Pledge is the beginning of the end. Hagen recalls music from his opening song to frame at both ends this story of a prim Wasp divorce set at blazing sundown. Hagen sets that scene with music appropriate to the cocktail hour but as spare as possible, permitting no enjoyment. An Upward Look -- from the grave? -- makes an unequivocal conclusion to the cycle and to the disc, but tends toward the complex irony of Britten and Shostakovich. (In tribute to Merrill and Weaver Hagen has marked it 'Nobile, con dignita'.) Merrill's poem is simultaneously about resignation to death and the crucial regeneration of life, and Hagen slams out a dizzying pattern of major triads kept nailed down by the voice's firm determination.
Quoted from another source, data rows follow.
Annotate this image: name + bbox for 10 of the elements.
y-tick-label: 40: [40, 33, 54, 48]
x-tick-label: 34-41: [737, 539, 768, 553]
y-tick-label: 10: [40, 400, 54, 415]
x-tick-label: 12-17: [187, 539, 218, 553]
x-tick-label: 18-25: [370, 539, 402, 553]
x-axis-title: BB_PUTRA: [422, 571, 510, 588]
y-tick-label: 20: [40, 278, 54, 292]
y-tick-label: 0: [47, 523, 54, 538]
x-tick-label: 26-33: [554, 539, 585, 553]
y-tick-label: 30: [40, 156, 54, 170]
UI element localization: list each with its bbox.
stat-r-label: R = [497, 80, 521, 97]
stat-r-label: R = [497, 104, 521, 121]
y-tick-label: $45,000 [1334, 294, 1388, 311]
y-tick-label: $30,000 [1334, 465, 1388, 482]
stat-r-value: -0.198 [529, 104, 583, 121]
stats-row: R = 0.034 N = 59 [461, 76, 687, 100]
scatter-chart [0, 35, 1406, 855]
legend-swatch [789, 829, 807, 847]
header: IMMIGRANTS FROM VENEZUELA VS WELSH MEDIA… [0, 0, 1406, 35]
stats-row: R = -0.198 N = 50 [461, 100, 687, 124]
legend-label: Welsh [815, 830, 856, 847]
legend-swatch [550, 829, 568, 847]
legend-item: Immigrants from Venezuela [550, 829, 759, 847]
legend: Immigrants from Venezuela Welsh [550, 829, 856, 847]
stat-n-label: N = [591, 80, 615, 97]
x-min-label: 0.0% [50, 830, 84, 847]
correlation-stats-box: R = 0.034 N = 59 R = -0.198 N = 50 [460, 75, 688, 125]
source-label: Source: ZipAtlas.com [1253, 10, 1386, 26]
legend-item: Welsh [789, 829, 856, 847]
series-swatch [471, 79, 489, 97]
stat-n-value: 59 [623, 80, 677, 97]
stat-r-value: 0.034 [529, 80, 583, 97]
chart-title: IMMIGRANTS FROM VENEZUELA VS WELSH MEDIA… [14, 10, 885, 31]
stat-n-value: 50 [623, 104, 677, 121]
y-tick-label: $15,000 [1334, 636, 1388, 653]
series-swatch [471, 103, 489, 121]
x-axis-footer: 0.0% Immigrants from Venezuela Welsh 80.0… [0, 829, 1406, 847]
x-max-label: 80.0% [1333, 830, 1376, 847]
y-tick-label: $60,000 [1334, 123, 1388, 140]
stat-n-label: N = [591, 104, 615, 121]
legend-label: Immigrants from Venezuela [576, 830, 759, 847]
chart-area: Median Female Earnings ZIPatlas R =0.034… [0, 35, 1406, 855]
As the first song suggested bells, so does this one, with the pounding fifths of the left hand marking a funereal tread. But the song ends in triumph, and in a grand coda Hagen sets his proclamatory vocal part against a chain of twelve triads whose roots descend in altered thirds down towards the final G major. It is a last gift of order from this weighty little cycle, and leaves us wondering where Hagen will next take his proud journey of music and words.